Kualitas air bersih sangat erat kaitannya dengan kualitas air bakunya. Umumnya air baku dari air sumber (air tanah) kualitasnya sudah cukup baik sehingga tidak sulit menjadikannya air bersih yang memenuhi persyaratan kesehatan. Pada sisi lain air bersih dalam jumlah banyak harus mengambil dari sumber air yang besar pula. Ini sering terjadi di kota besar dan akhirnya memilih air sungai yang ada di dekatnya sebagai sumber air baku. Kualitas air sungai sebagai air permukaan jelas berbeda dengan air sumber dan air tanah dalam sehingga perlu proses yang lebih banyak. Pada awalnya proses itu pun tidak begitu berat karena air sungai hanya terkait dengan limbah rumah tangga yang jumlahnya pun terbatas sehingga proses penjernihannya pun relatif sederhana (Amsyari, 1996).

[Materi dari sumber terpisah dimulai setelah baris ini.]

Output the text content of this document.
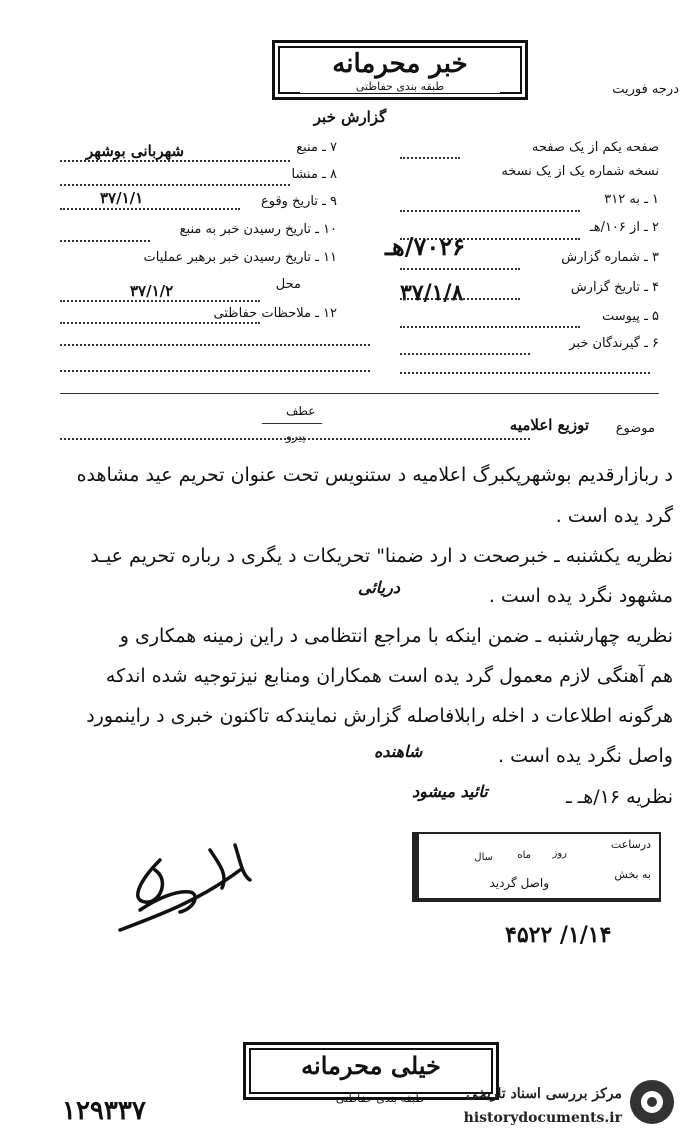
خبر محرمانه
طبقه بندی حفاظتی	درجه فوریت
گزارش خبر
صفحه یکم از یک صفحه
نسخه شماره یک از یک نسخه
۱ ـ به ۳۱۲
۲ ـ از ۱۰۶/هـ
۳ ـ شماره گزارش
۷۰۲۶/هـ
۴ ـ تاریخ گزارش
۳۷/۱/۸
۵ ـ پیوست
۶ ـ گیرندگان خبر
۷ ـ منبع
شهربانی بوشهر
۸ ـ منشا
۹ ـ تاریخ وقوع
۳۷/۱/۱
۱۰ ـ تاریخ رسیدن خبر به منبع
۱۱ ـ تاریخ رسیدن خبر برهبر عملیات
محل
۳۷/۱/۲
۱۲ ـ ملاحظات حفاظتی
عطف
پیرو	موضوع
توزیع اعلامیه
د ربازارقدیم بوشهرپکبرگ اعلامیه د ستنویس تحت عنوان تحریم عید مشاهده
گرد یده است .
نظریه یکشنبه ـ خبرصحت د ارد ضمنا" تحریکات د یگری د رباره تحریم عیـد
مشهود نگرد یده است .
دریائی
نظریه چهارشنبه ـ ضمن اینکه با مراجع انتظامی د راین زمینه همکاری و
هم آهنگی لازم معمول گرد یده است همکاران ومنابع نیزتوجیه شده اندکه
هرگونه اطلاعات د اخله رابلافاصله گزارش نمایندکه تاکنون خبری د راینمورد
واصل نگرد یده است .
شاهنده
نظریه ۱۶/هـ ـ
تائید میشود
درساعت
روز
ماه
سال
به بخش
واصل گردید
۴۵۲۲ /۱/۱۴
خیلی محرمانه
طبقه بندی حفاظتی
۱۲۹۳۳۷
مرکز بررسی اسناد تاریخی
historydocuments.ir
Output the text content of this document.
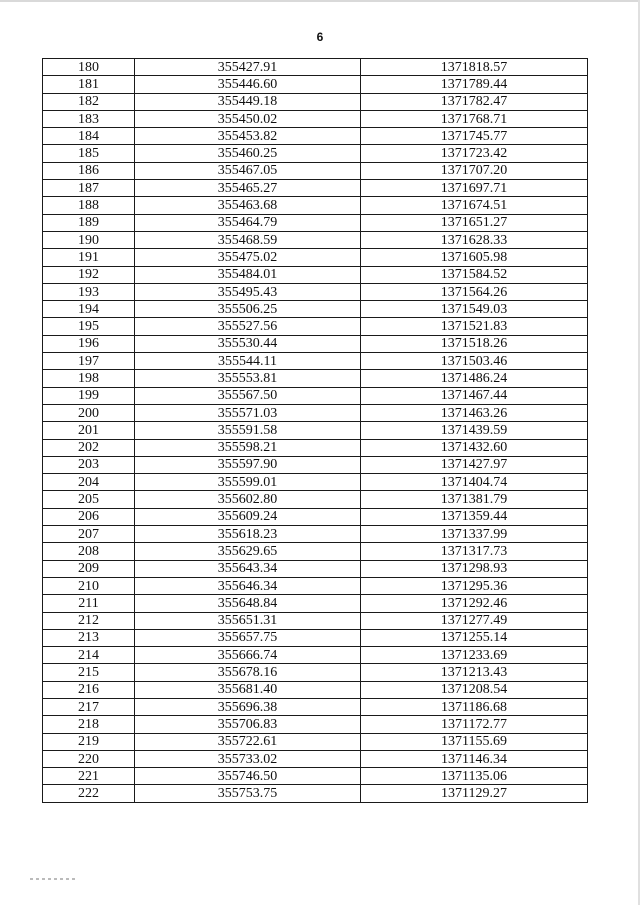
6
180	355427.91	1371818.57
181	355446.60	1371789.44
182	355449.18	1371782.47
183	355450.02	1371768.71
184	355453.82	1371745.77
185	355460.25	1371723.42
186	355467.05	1371707.20
187	355465.27	1371697.71
188	355463.68	1371674.51
189	355464.79	1371651.27
190	355468.59	1371628.33
191	355475.02	1371605.98
192	355484.01	1371584.52
193	355495.43	1371564.26
194	355506.25	1371549.03
195	355527.56	1371521.83
196	355530.44	1371518.26
197	355544.11	1371503.46
198	355553.81	1371486.24
199	355567.50	1371467.44
200	355571.03	1371463.26
201	355591.58	1371439.59
202	355598.21	1371432.60
203	355597.90	1371427.97
204	355599.01	1371404.74
205	355602.80	1371381.79
206	355609.24	1371359.44
207	355618.23	1371337.99
208	355629.65	1371317.73
209	355643.34	1371298.93
210	355646.34	1371295.36
211	355648.84	1371292.46
212	355651.31	1371277.49
213	355657.75	1371255.14
214	355666.74	1371233.69
215	355678.16	1371213.43
216	355681.40	1371208.54
217	355696.38	1371186.68
218	355706.83	1371172.77
219	355722.61	1371155.69
220	355733.02	1371146.34
221	355746.50	1371135.06
222	355753.75	1371129.27
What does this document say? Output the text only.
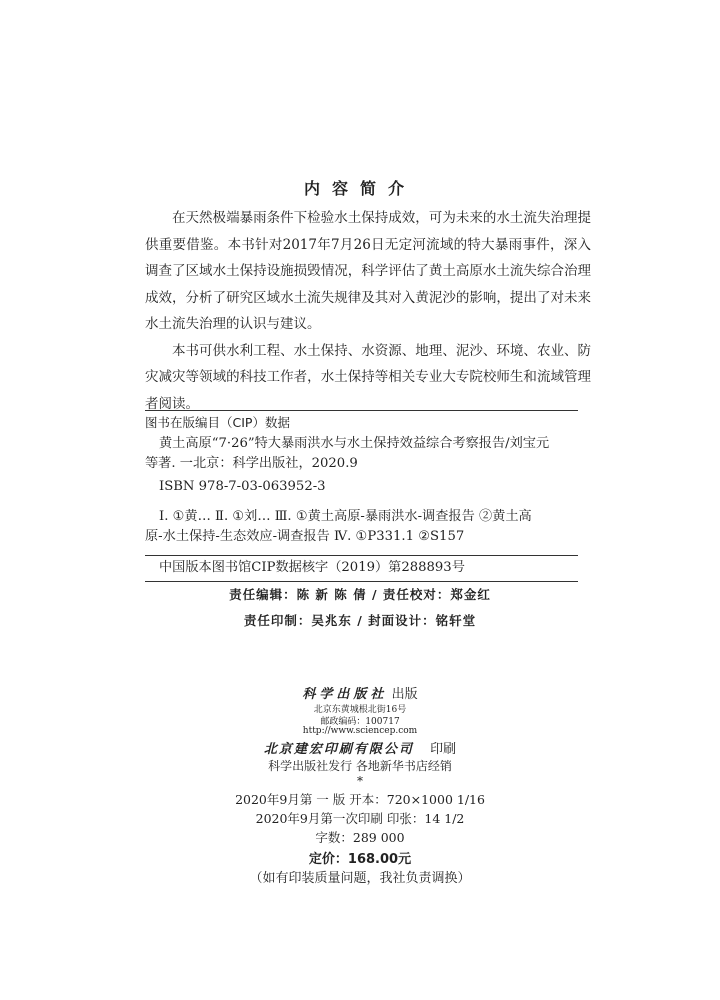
内容简介

在天然极端暴雨条件下检验水土保持成效，可为未来的水土流失治理提供重要借鉴。本书针对2017年7月26日无定河流域的特大暴雨事件，深入调查了区域水土保持设施损毁情况，科学评估了黄土高原水土流失综合治理成效，分析了研究区域水土流失规律及其对入黄泥沙的影响，提出了对未来水土流失治理的认识与建议。

本书可供水利工程、水土保持、水资源、地理、泥沙、环境、农业、防灾减灾等领域的科技工作者，水土保持等相关专业大专院校师生和流域管理者阅读。

图书在版编目（CIP）数据
黄土高原“7·26”特大暴雨洪水与水土保持效益综合考察报告/刘宝元
等著. 一北京：科学出版社，2020.9
ISBN 978-7-03-063952-3
Ⅰ. ①黄… Ⅱ. ①刘… Ⅲ. ①黄土高原-暴雨洪水-调查报告 ②黄土高
原-水土保持-生态效应-调查报告 Ⅳ. ①P331.1 ②S157
中国版本图书馆CIP数据核字（2019）第288893号
责任编辑：陈 新 陈 倩 / 责任校对：郑金红
责任印制：吴兆东 / 封面设计：铭轩堂
科学出版社 出版
北京东黄城根北街16号
邮政编码：100717
http://www.sciencep.com
北京建宏印刷有限公司 印刷
科学出版社发行 各地新华书店经销
*
2020年9月第 一 版 开本：720×1000 1/16
2020年9月第一次印刷 印张：14 1/2
字数：289 000
定价：168.00元
（如有印装质量问题，我社负责调换）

Air bersih didapat dari sumber mata air yaitu air tanah, sumur, air tanah dangkal, sumur artetis atau air tanah dalam. Air bersih ini termasuk golongan B yaitu air yang dapat digunakan sebagai air baku air minum. Kualitas air bersih apabila ditinjau berdasarkan kandungan bakterinya menurut SK.
Menurut PERMENKES Nomor :416/MEN.KES/PER/IX/1990 Kualitas Air harus memenuhi syarat kesehatan yang meliputi persyaratan mikrobiologi, Fisika, kimia, dan radioaktif
Persyaratan mikrobiologis yang harus dipenuhi oleh air dapat diketahui melalui uji bakteriologis. Pada umumnya uji bakteriologis yang harus dipenuhi oleh air sebagai berikut (Pitojo dan Purwantoyo, 2003) :
1. Tidak mengandung bakteri patogen, misalnya bakteri golongan coli, Shigella dysenteriae, Salmonella typhi, Salmonella parathypi, Vibrio colerae. Bakteri-bakteri ini mudah tersebar melalui air (transmitted by water).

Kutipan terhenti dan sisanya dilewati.